Quizá, porque a pesar de las apariencias, Bacon se apiade de la soledad en la que vive todo ser humano por mucho poder que detente, mientras que Velázquez no valora, sino que reproduce el alma que su mirada ha captado.
5 comentarios:
y decías que eras novicio en pintura, pues como todo novicio sabes mirar, ver y sabes expresarlo.
Gracias no puedo ir tan fácilmente a Madrid como tú pero he contemplado los cuadros contigo y me has refrescado la memoria.
Muy acertada también tu frase sobre la reproducción.
saludos
Yo todavía no he ido nunca al Prado.
Menudo desgraciao estoy hecho...
"De pronto no ves impunemente una obra de Bacon sino que la obra te interroga, te supera, te obliga a cruzar una frontera interior e íntima, pero muy honda." Me gustó de sobremanera, esas son las cosas de las que hablar las que nos pasan a nosotros y no lo que suponemos del autor o lo que le pasará a la sociedad de no mediar nuestras sesudísimas interpretaciones, como suelen hacer los críticos de arte. Menos mal que has sabido no cruzar esa línea y así has mantenido muchísima coherencia en tu texto, muy bien me ha gustado.Un abrazo.
Realmente las exposiciones temporales que se montan en el Prado son casi siempre magníficas. No me he perdido las últimas, aunque por supuesto no se puede ir a todas, tienes que dedicarle todo el día y a veces no se puede: Goya, Velázquez, Rembrandt, el siglo XIX,Tintoretto; todas ellas espectaculares.
Sinceramente, y aún apreciando el valor que tiene Bacon en el arte contemporáneo, no creo que me anime a contemplarla. No creo que sea capaz de emocionarme como lo hace la fría mirada de Inocencio X, uno de los mejores retratos de Velázquez y de la historia de la pintura.
No obstante, tu interpretación de la exposición anima a hacerlo.
Besos, escribidor
Perdón, perdón, perdón por el retraso, pero es que los días no me dan más de sí...
María: bienvenida a este rincón que siempre tendrá una butaca reservada para ti. Agradezco tus comentarios por lo que valen. Sólo he intentado dejarme llevar por lo que sentí.

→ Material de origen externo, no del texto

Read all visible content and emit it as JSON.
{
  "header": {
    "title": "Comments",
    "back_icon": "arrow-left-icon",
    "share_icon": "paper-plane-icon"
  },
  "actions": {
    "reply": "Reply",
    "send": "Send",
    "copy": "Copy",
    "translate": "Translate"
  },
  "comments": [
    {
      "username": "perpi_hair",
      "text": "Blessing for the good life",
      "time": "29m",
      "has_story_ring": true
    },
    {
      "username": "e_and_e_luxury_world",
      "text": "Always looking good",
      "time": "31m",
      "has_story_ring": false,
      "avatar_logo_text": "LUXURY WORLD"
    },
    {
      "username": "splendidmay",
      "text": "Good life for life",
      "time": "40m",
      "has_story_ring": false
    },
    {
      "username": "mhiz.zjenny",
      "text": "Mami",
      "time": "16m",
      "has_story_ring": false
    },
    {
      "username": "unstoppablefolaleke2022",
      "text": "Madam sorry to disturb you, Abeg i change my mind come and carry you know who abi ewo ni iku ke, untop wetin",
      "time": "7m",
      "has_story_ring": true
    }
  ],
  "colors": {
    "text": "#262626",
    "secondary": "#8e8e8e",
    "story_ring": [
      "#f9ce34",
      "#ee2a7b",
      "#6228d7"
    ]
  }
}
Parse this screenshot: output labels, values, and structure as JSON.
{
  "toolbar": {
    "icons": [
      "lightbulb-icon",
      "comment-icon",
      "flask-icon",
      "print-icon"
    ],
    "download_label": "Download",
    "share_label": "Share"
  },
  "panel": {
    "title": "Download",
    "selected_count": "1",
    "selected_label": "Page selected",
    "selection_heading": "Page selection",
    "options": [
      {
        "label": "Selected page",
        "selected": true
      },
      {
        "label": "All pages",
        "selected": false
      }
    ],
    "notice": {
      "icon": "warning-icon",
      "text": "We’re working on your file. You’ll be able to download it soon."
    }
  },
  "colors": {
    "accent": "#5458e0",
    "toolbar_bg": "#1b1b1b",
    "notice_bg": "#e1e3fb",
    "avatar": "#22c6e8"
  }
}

S.C.: Yo no hablaría de ser un desgracio, más bien un poco despistadillo.
ADRIÁN: Que un pintor, a la par que escritor, haga ese comentario me ruboriza. Sólo evita que ese arrobo me llegue hasta las raíces de los pelos, el que sé que la amistad influye. Y eso es mucho más importante.
S.V-B: En todo caso, la exposición concluye el próximo mes, y como digo en el texto, y sabes tú mucho mejor que yo, contemplar una obra en su absoluta realidad, poco tiene que ver con verla a través de una reproducción.